The other two plays in Beyond Christopher Street are about the ways that couples complicate their lives when relationships start to turn stale or sour. David Pumo's Work Wife takes a fantastical look at an unusual threesome: a gay man with a steady lover of six years' standing and a best friend/confidante at the office whom he jokingly refers to as his "work wife." Who knows him better? And who loves him more? This frank comedy takes a number of entirely unexpected turns as it examines a phenomenon that doesn't just happen to gay people: what do you do when you love somebody but part of you is moving on and away from him? Moe Bertran, Karen Stanion, and Nick Mathews all give superlative performances as the three points of this unorthodox triangle. Antonio Merenda's staging is seamless though it might be improved by delineating the "reality" and "fantasy" sections of the piece a bit more clearly.
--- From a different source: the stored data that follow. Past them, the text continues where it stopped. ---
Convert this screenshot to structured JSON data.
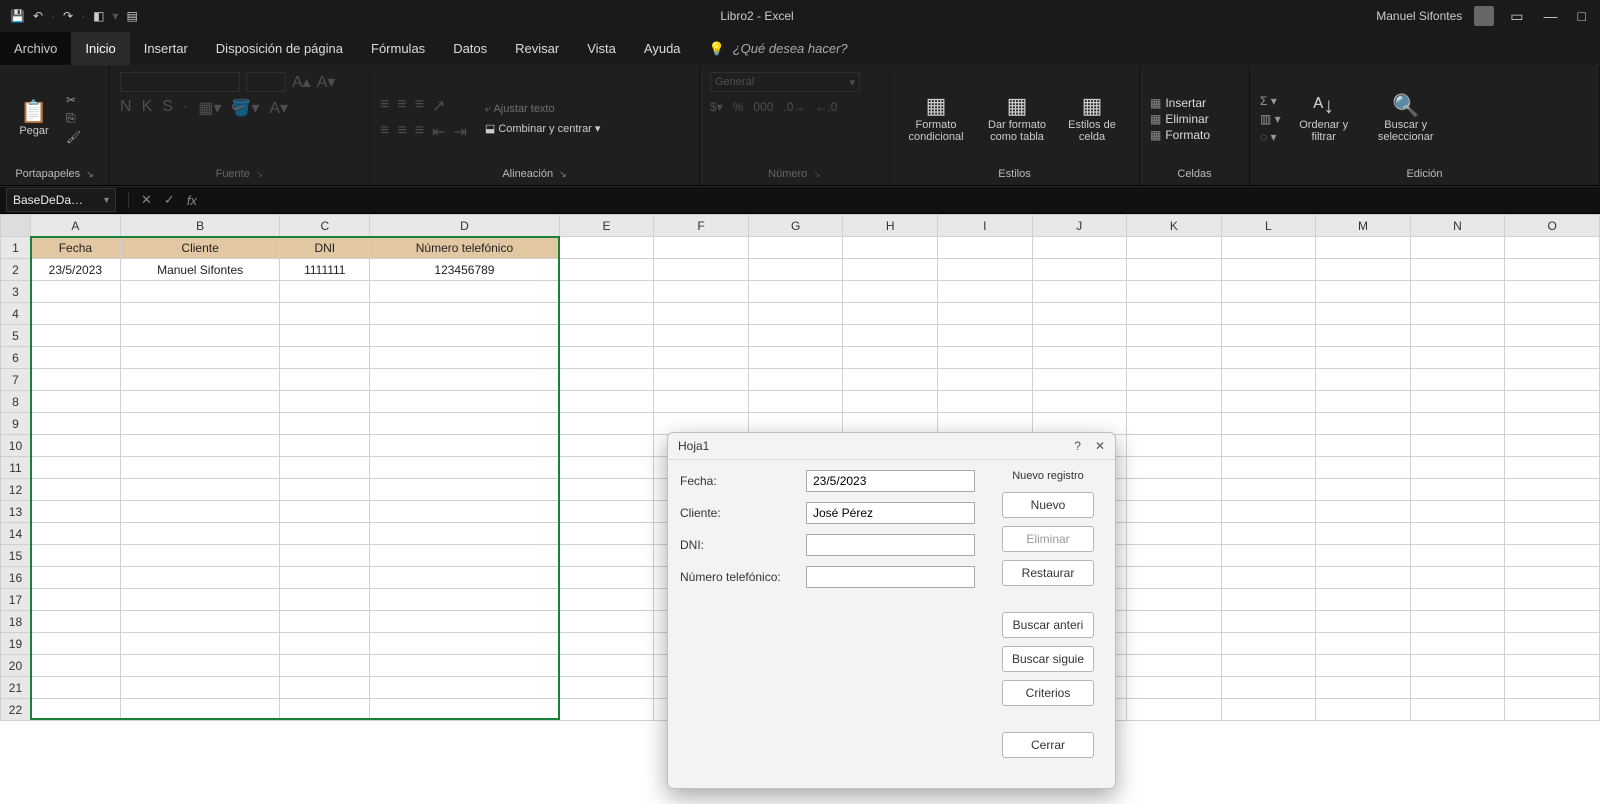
{
  "window": {
    "title": "Libro2 - Excel",
    "username": "Manuel Sifontes"
  },
  "qat": {
    "save": "💾",
    "undo": "↶",
    "redo": "↷"
  },
  "tabs": {
    "archivo": "Archivo",
    "inicio": "Inicio",
    "insertar": "Insertar",
    "disposicion": "Disposición de página",
    "formulas": "Fórmulas",
    "datos": "Datos",
    "revisar": "Revisar",
    "vista": "Vista",
    "ayuda": "Ayuda",
    "tellme_placeholder": "¿Qué desea hacer?"
  },
  "ribbon": {
    "portapapeles": {
      "label": "Portapapeles",
      "pegar": "Pegar"
    },
    "fuente": {
      "label": "Fuente"
    },
    "alineacion": {
      "label": "Alineación",
      "ajustar": "Ajustar texto",
      "combinar": "Combinar y centrar"
    },
    "numero": {
      "label": "Número",
      "format": "General"
    },
    "estilos": {
      "label": "Estilos",
      "fcond": "Formato condicional",
      "ftabla": "Dar formato como tabla",
      "ecelda": "Estilos de celda"
    },
    "celdas": {
      "label": "Celdas",
      "insertar": "Insertar",
      "eliminar": "Eliminar",
      "formato": "Formato"
    },
    "edicion": {
      "label": "Edición",
      "ordenar": "Ordenar y filtrar",
      "buscar": "Buscar y seleccionar"
    }
  },
  "namebox": "BaseDeDa…",
  "columns": [
    "A",
    "B",
    "C",
    "D",
    "E",
    "F",
    "G",
    "H",
    "I",
    "J",
    "K",
    "L",
    "M",
    "N",
    "O"
  ],
  "rows": [
    "1",
    "2",
    "3",
    "4",
    "5",
    "6",
    "7",
    "8",
    "9",
    "10",
    "11",
    "12",
    "13",
    "14",
    "15",
    "16",
    "17",
    "18",
    "19",
    "20",
    "21",
    "22"
  ],
  "sheet": {
    "headers": {
      "A": "Fecha",
      "B": "Cliente",
      "C": "DNI",
      "D": "Número telefónico"
    },
    "row2": {
      "A": "23/5/2023",
      "B": "Manuel Sifontes",
      "C": "1111111",
      "D": "123456789"
    }
  },
  "dialog": {
    "title": "Hoja1",
    "status": "Nuevo registro",
    "fields": {
      "fecha_label": "Fecha:",
      "fecha_value": "23/5/2023",
      "cliente_label": "Cliente:",
      "cliente_value": "José Pérez",
      "dni_label": "DNI:",
      "dni_value": "",
      "tel_label": "Número telefónico:",
      "tel_value": ""
    },
    "buttons": {
      "nuevo": "Nuevo",
      "eliminar": "Eliminar",
      "restaurar": "Restaurar",
      "anterior": "Buscar anteri",
      "siguiente": "Buscar siguie",
      "criterios": "Criterios",
      "cerrar": "Cerrar"
    }
  }
}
A Kiss is Just a Kiss is the most poignant piece on the bill. Jonathan Kronenberger's play might be a little longer than it needs to be, but its message is tender and touching as it introduces us to Xerxes and Armand, who are long-term partners professionally and personally. As the play begins, only Xerxes is at home to greet Todd, a handsome young man whom Armand has befriended online and persuaded to join them in a threesome. Apparently, this is something they do a lot, and Todd is intrigued and even gets into it for a while until the true nature of their relationship is revealed to him. Kronenberger is pretty fearless here, dealing forthrightly with a subject that's either entirely taboo or the stuff of tantalizing sensationalism or knowing winks. Andrew Shoffner (Xerxes), Jason Alan Griffin (Armand), and Zach McCoy (Todd) are excellent here, as is the work of director Glen Schudel.
The top-notch quality of all four scripts in Beyond Christopher Street and the equally fine production values and acting make this an exceptional evening of theatre. The show moves quickly and seamlessly from piece to piece, and at 90 minutes this is a program of one-act plays that never wears out its welcome. There's a fair amount of male pulchritude on view, if that's your thing, but mostly what's here are insightful and compassionate depictions of real people being human. Bravo to Wings Theatre and producer Roberto Cambeiro for bringing these plays together.